Little progress made in negotiations
The Caribbean island government of Antigua and Barbuda has resurrected its threat to impose World Trade Organisation-approved sanctions on the United States as negotiations on the long-running online gambling dispute between the two nations languish.
Speaking to local reporters at a press conference this week, Antigua Prime Minister Baldwin Spencer said the island government would seek to impose sanctions if Washington does not engage more positively in efforts to secure a negotiated solution to a problem on which the WTO ruled in Antigua’s favour three years ago.
Fruitless negotiations had been held since 2007, the prime minister said, but if anything the situation for online gambling companies in Antigua has only become worse.
Spencer said that he intended to seek an early meeting with US President Barack Obama in an attempt to bring an acceptable end to the situation.
"Antigua and Barbuda is concerned that the negotiations are being protracted, with no potential end in sight,” Spencer said.
“In light of the obvious unwillingness of the United States to reach a negotiated settlement that takes into account the contribution of the sector to the economic well-being of Antigua and Barbuda, we have brought the matter before the Conference of the Heads of Government of the Caribbean Community, which has supported Antigua and Barbuda's position on this matter from the inception".
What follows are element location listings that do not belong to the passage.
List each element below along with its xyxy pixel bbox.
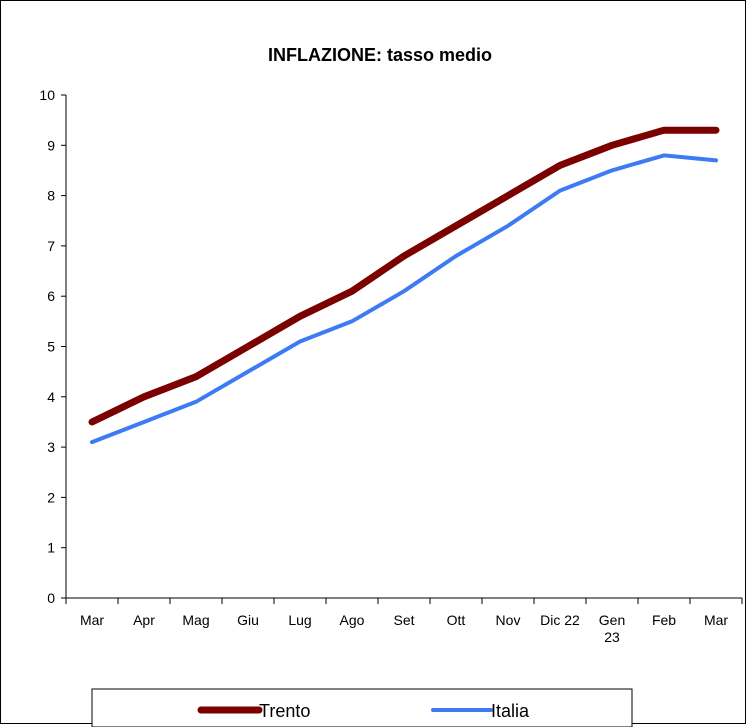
x-tick-label: Apr bbox=[133, 612, 155, 628]
y-tick-label: 0 bbox=[47, 590, 55, 606]
y-tick-label: 1 bbox=[47, 540, 55, 556]
x-tick-label: Lug bbox=[288, 612, 311, 628]
y-tick-label: 2 bbox=[47, 489, 55, 505]
x-tick-label: Giu bbox=[237, 612, 259, 628]
y-tick-label: 4 bbox=[47, 389, 55, 405]
x-tick-label: Ott bbox=[447, 612, 466, 628]
y-tick-label: 6 bbox=[47, 288, 55, 304]
series-line-trento bbox=[88, 126, 720, 426]
x-tick-label: Feb bbox=[652, 612, 676, 628]
y-tick-label: 10 bbox=[39, 87, 55, 103]
legend-label-italia: Italia bbox=[491, 701, 530, 721]
x-tick-label: Set bbox=[393, 612, 414, 628]
series-lines bbox=[88, 126, 720, 445]
x-tick-label-line: Gen bbox=[599, 612, 625, 628]
y-tick-label: 5 bbox=[47, 339, 55, 355]
x-tick-label: Ago bbox=[340, 612, 365, 628]
legend-box bbox=[91, 688, 633, 727]
x-tick-label-line: 23 bbox=[604, 629, 620, 645]
chart-title: INFLAZIONE: tasso medio bbox=[268, 45, 492, 65]
x-tick-label: Gen 23 bbox=[599, 612, 625, 645]
y-tick-label: 3 bbox=[47, 439, 55, 455]
x-tick-label: Mag bbox=[182, 612, 209, 628]
y-tick-label: 8 bbox=[47, 188, 55, 204]
x-tick-label: Mar bbox=[704, 612, 728, 628]
series-line-italia bbox=[90, 153, 718, 445]
x-tick-label: Mar bbox=[80, 612, 104, 628]
legend-label-trento: Trento bbox=[259, 701, 310, 721]
y-tick-label: 7 bbox=[47, 238, 55, 254]
y-tick-label: 9 bbox=[47, 137, 55, 153]
x-tick-label: Nov bbox=[496, 612, 521, 628]
x-tick-label: Dic 22 bbox=[540, 612, 580, 628]
legend: Trento Italia bbox=[91, 688, 633, 727]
Spencer added that the Caribbean Community has a mandate to protect the interests of member nations, and said that he expected to obtain "…firm regional support to call upon the United States, once and for all, to settle this outstanding matter."
"In the absence of a resolution, the economy of Antigua and Barbuda is suffering, Spencer noted.
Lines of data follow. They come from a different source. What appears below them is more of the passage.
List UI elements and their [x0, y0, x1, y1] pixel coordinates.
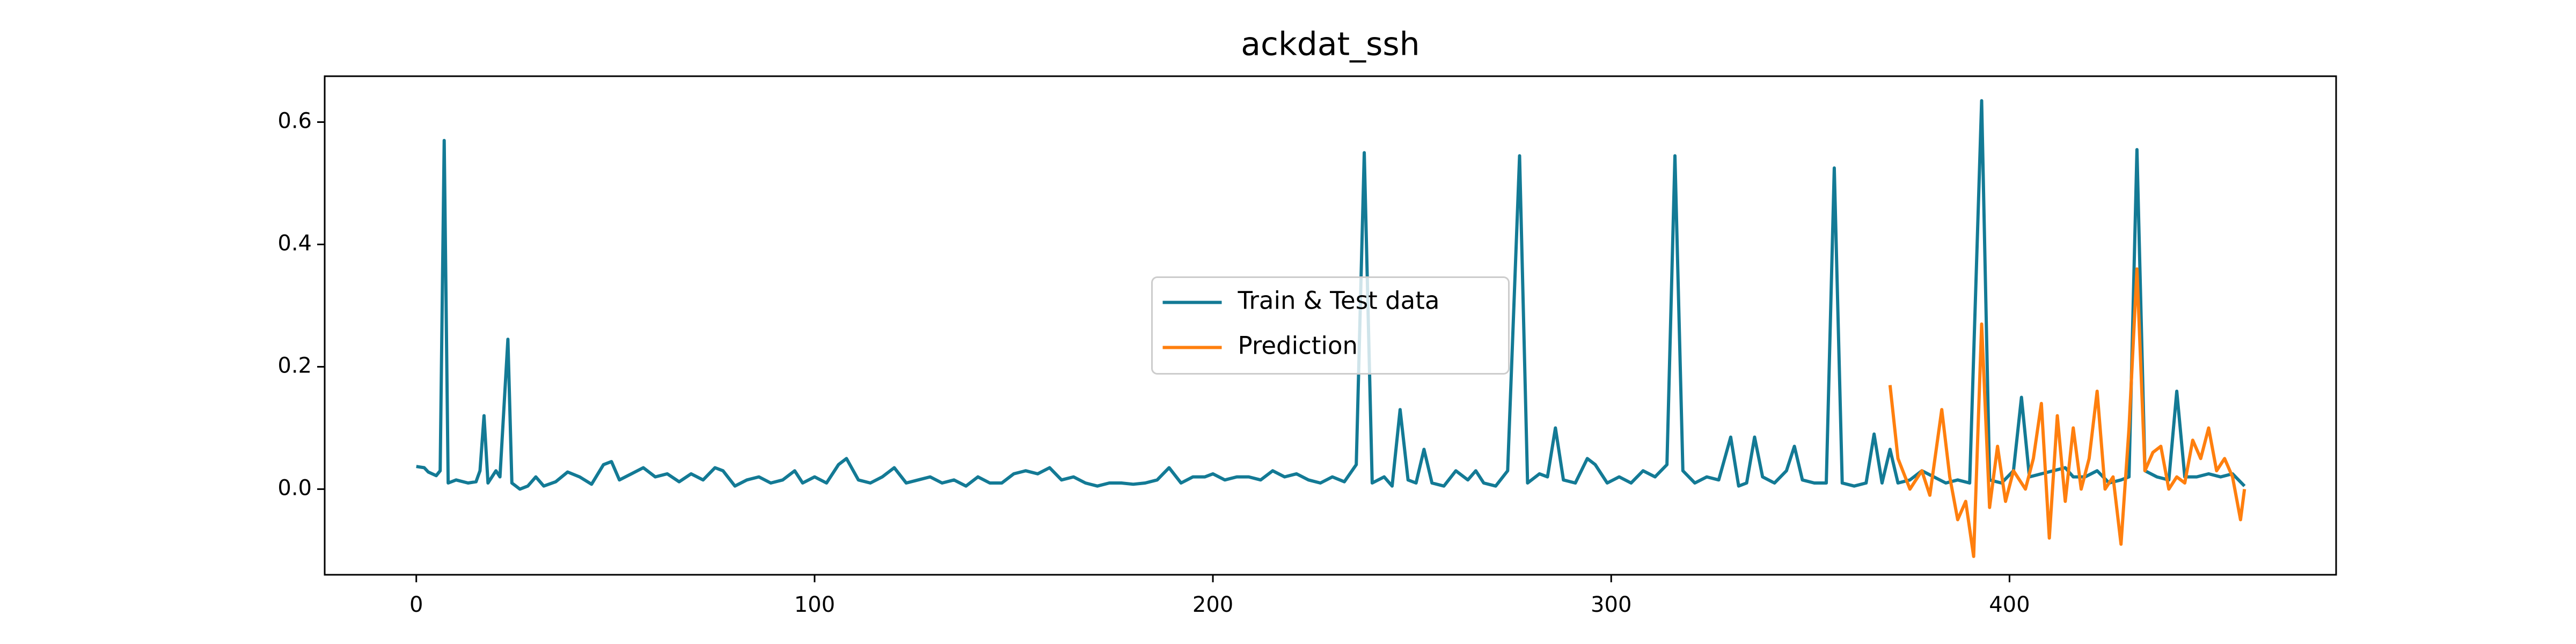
- chart-title: ackdat_ssh: [1241, 26, 1419, 63]
- legend-box: [1151, 276, 1510, 375]
- y-tick-label: 0.2: [277, 353, 312, 378]
- x-tick-label: 300: [1591, 592, 1631, 617]
- legend-label: Prediction: [1238, 332, 1358, 360]
- data-line: [1888, 267, 2246, 558]
- y-tick-label: 0.4: [277, 231, 312, 255]
- legend-label: Train & Test data: [1238, 287, 1440, 315]
- x-tick-label: 400: [1989, 592, 2030, 617]
- data-line: [416, 99, 2246, 491]
- plot-frame: [324, 75, 2337, 576]
- x-tick-label: 100: [794, 592, 835, 617]
- x-tick-label: 0: [409, 592, 423, 617]
- y-tick-label: 0.6: [277, 108, 312, 133]
- y-tick-label: 0.0: [277, 475, 312, 500]
- x-tick-label: 200: [1192, 592, 1233, 617]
“There has been a dramatic decline in the sector, [a] significant increase in unemployment as a result, [and] stakeholders are suffering. Many have left our shores for other parts because of this elusive settlement.”
"Given the debilitating impact of the fiscal and economic crisis [perpetrated] on our economy and the apparent disinterest of the United States in dealing decisively with this matter, Antigua and Barbuda may have no other alternative but to signal to the WTO that we wish to impose sanctions. We are fast running out of options," Spencer concluded.